Thursday, December 23, 2004

Santa's Hidden Clause

I've wondered off and on whether this is a tradition I will want to pass on to my children (when I have them) or not. It seems almost impossible to fight the tide on this one. You certainly don't want the child running around chastising all the other children because he knows it's all a farce, and you don't want the child to feel deprived of the holiday wonderment that most of us enjoyed as children. I do wonder though, since it certainly doesn't teach them reality; what it does teach is disillusionment, that parents and neighbors and adults in general lie, and that anything you wish can be yours. I suppose at least the story says he only rewards good children, so that it's sort of earned, except that then children from less affluent families are left to wonder if they were not as good as Johnny Silverspoon who got the newest coolest toy, when all they got was a modest collection of decent toys, or less.

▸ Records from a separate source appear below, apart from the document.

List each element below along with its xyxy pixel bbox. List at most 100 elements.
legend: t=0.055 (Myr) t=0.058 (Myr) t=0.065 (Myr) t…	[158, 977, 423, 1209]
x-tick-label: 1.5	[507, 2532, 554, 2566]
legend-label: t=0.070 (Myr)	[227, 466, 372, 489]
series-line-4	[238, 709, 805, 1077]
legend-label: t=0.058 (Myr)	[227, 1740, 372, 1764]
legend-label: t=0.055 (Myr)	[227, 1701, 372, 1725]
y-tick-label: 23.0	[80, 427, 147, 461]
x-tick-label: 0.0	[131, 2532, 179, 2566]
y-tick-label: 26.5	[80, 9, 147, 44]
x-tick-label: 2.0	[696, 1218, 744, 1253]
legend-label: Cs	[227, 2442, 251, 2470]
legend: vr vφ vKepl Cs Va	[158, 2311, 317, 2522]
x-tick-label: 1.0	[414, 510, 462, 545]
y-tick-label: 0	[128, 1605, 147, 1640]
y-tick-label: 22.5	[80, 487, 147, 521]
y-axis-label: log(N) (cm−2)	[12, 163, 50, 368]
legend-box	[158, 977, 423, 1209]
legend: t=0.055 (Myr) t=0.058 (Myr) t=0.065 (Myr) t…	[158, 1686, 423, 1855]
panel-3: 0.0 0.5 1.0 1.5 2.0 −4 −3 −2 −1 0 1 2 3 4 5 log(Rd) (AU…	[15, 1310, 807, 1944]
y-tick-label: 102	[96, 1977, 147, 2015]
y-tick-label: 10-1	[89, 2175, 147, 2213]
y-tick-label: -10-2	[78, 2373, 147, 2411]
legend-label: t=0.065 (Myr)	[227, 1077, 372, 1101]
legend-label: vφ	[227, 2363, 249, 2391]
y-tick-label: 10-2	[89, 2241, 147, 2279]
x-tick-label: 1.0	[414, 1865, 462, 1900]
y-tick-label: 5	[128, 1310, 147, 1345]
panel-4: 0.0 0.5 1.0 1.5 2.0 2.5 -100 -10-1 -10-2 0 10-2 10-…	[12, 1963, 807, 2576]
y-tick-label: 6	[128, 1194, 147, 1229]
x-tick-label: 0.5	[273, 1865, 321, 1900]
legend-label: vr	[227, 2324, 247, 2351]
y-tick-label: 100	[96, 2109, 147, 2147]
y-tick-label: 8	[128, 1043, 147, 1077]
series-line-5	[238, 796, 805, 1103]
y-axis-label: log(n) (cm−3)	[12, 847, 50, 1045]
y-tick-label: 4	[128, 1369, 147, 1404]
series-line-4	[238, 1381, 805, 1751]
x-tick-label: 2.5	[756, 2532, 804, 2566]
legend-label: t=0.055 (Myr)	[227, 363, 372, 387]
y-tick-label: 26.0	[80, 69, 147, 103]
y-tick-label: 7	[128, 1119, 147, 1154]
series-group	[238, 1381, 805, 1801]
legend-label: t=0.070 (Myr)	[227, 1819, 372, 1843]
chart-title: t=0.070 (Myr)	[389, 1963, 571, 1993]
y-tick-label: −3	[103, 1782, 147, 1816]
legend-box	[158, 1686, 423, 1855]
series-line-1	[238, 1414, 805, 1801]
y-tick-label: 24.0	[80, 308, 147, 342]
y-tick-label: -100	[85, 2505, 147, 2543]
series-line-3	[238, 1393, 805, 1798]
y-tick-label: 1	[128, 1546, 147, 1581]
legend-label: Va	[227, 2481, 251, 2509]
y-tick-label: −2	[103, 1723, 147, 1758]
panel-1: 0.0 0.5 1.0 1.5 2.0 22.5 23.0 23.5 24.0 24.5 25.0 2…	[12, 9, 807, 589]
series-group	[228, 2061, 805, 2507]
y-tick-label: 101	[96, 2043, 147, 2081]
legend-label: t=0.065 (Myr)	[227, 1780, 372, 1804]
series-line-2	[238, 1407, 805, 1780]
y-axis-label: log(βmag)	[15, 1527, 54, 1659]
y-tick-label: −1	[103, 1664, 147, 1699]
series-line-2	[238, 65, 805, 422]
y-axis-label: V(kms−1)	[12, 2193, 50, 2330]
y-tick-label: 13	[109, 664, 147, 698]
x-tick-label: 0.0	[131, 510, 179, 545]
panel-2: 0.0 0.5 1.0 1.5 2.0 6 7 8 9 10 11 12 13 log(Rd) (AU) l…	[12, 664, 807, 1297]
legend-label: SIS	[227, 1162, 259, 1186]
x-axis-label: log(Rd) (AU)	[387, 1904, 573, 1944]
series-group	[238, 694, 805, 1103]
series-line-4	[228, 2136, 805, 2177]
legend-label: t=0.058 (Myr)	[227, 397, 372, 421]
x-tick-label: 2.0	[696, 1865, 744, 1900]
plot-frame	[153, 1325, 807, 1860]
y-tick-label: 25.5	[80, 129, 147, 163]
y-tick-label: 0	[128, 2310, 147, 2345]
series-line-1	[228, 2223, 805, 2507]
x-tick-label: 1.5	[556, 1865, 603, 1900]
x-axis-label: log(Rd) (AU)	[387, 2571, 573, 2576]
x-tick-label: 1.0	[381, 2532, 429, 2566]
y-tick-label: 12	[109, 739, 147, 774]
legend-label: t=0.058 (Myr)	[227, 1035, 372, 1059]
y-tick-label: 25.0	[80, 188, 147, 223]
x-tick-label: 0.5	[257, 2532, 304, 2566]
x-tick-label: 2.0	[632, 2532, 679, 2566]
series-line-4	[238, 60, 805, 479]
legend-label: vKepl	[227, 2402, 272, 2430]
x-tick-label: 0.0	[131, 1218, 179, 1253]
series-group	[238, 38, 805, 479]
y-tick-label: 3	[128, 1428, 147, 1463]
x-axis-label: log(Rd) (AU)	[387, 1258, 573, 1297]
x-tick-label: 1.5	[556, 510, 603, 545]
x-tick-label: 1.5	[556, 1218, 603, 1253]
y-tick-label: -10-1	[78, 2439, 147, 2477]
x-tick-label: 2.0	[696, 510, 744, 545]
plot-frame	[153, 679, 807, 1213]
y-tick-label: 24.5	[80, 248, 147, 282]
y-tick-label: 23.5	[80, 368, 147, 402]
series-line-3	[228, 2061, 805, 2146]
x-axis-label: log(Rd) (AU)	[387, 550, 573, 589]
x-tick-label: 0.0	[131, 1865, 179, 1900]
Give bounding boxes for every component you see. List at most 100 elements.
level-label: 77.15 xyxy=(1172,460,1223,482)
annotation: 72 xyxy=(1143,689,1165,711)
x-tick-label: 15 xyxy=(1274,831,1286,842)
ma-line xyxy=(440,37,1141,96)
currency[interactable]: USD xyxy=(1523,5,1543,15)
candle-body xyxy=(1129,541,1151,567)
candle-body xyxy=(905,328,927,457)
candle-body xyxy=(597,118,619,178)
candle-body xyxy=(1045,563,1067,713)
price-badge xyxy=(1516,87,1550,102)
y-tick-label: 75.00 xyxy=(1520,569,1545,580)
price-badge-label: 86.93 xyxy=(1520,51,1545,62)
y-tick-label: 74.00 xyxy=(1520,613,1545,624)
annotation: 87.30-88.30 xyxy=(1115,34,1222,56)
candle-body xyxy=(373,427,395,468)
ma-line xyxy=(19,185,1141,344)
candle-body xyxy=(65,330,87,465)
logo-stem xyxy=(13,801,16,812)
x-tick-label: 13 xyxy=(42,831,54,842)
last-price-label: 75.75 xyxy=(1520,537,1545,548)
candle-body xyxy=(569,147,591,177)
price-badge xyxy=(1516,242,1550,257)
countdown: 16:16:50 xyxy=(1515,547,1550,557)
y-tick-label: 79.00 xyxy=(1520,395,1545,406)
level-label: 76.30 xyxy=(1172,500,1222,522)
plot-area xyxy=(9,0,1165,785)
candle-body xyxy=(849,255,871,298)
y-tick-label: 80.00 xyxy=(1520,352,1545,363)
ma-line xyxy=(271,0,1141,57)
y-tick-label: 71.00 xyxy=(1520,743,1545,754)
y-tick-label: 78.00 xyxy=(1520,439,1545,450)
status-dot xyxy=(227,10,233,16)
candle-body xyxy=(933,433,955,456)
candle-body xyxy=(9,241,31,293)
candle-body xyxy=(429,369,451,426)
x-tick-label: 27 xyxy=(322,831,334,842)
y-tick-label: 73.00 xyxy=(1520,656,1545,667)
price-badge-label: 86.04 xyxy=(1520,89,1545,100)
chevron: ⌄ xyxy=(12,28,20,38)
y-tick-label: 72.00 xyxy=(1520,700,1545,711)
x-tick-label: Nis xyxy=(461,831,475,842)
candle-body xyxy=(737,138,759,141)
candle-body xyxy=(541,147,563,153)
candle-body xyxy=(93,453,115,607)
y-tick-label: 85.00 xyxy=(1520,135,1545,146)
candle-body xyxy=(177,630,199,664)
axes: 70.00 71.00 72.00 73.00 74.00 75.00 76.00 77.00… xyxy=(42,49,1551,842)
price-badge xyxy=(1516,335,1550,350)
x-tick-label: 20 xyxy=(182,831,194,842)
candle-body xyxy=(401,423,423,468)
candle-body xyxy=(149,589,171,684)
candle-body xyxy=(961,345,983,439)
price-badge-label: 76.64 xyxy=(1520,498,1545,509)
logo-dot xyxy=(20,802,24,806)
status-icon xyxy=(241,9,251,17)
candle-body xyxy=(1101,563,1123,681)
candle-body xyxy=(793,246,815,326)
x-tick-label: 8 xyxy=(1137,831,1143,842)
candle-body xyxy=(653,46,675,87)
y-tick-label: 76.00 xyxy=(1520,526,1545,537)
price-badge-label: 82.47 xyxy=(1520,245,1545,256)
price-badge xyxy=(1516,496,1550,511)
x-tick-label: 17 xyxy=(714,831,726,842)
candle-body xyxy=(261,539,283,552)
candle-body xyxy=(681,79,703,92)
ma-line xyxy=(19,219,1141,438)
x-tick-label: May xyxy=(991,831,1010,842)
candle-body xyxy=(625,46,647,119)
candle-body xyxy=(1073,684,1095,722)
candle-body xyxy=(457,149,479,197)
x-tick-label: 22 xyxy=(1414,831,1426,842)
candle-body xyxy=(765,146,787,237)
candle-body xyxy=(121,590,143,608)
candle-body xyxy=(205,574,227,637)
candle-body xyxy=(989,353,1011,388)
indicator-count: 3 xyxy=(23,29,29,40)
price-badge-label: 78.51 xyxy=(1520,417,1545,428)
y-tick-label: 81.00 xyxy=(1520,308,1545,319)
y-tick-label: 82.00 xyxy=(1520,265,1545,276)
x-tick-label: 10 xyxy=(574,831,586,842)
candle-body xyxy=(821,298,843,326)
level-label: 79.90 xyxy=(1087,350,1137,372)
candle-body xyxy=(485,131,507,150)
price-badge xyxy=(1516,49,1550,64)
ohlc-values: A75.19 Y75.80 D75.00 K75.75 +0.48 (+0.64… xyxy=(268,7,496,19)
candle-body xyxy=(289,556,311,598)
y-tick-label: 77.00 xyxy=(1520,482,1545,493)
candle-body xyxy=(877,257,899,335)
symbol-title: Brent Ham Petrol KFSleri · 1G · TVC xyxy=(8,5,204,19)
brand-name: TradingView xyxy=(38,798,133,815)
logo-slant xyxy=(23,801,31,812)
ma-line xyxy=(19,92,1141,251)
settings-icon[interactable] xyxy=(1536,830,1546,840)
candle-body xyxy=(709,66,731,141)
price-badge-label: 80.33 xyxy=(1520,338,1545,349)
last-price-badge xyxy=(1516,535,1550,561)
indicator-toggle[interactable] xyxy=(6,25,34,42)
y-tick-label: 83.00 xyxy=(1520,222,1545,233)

"Carl Anderson, a psychologist and adjunct professor at the University of Texas at Austin, wrote his dissertation about the effects of Santa on children. He's read widely and deeply on the subject of Santa, whom he calls a hopeful and comforting figure that historically provides solace during times of war and economic hardship. "You go back far enough," Anderson says, "that's the whole origin of the custom. Whenever there's a need for hope, there's more turning to Santa, more energy given to it."

But is that a good thing, to give so irrational a hope? Shouldn't children be taught to deal with life as it is, by the means available in the real world, rather than leaving them wishing on stars and mailing letters to the North Pole? Is that a possible reason that so many of us have no idea how to cope with the hardships that life brings? We are taught from our earliest memory that someone else will make it all better, and worse, someone imaginary! I don't want to be a bah-humbugger, but really, isn't this sort of a shift of parental responsibility? And what of the men who play Santa in the malls this time of year, they get stuck trying to answer for and uphold the lie face to face with the earnest children so desperate to understand.

"Being a Santa today can be a drain: children wanting parents home from war or gadgets beyond Claus' ken. Then there are the (law)suits."

"I had a little girl on my knee," Nevada [a professional Santa] recalls, "and she said she wanted 'a happy home' for Christmas. I looked up at the mom, and mom had bruises on her face. Now, what can I do? I can't phone the cops. I can't tell the child, 'Don't worry — Santa will send some hit men over and they'll take care of the old man.' I called Mom over, and she sat on my right knee, and mom and daughter faced each other and we had a little visit. What I could do was give that mom and daughter three or four minutes of peace."

"Maybe all this added pressure isn't the reason a Santa in Atlanta earlier this month knocked a woman cold with a 2-by-4. Maybe it's not why 30 Santas got into a drunken street brawl two weeks ago at a charity fundraiser in Wales. (Five Santas were arrested.) But it's undoubtedly why so many professional Santas sound edgy, spent, as if they might come down with the flu before they come down the chimney."

"That doesn't even count the Internet, where a booming Santa industry is taking shape. Alan Kerr, founder of EmailSanta.com, says his website has received millions of e-mails in its seven years of existence — 500,000 this season alone. Many e-mails, he says, contain requests even more wrenching than those made in malls, as children turn to Santa for help not only with parents in the military, but parents who are sick, parents who are addicted to drugs and alcohol, parents who are abusive. So Kerr has teamed with child psychologists and police to develop special software that identifies those "in dire circumstances," whom he then directs to the proper social agency. "
"When I started years ago, the only thing you really asked was — Have you been good? We didn't get into discussions."-From: Ho! Ho! Is More Like Uh-Oh

Then when you learn there is no such thing as Santa, it's like you are supposed to understand automatically the whole package deal, that wishing doesn't fix anything, that presents cost money, and money takes work, and that real life problems need real life solutions.

Don't get me wrong, I don't think we should do away with the whole thing. I think it's a nice traditional story. I just wonder if we should pretend it's real.

Well, I'm sure I'll go back and forth on the issue, and I have quite a few more years to decide, for now I'll just go enjoy the holidays. I'm leaving Florida to go somewhere cold where it will really feel more Christmas-like. I hope everyone enjoys their holiday!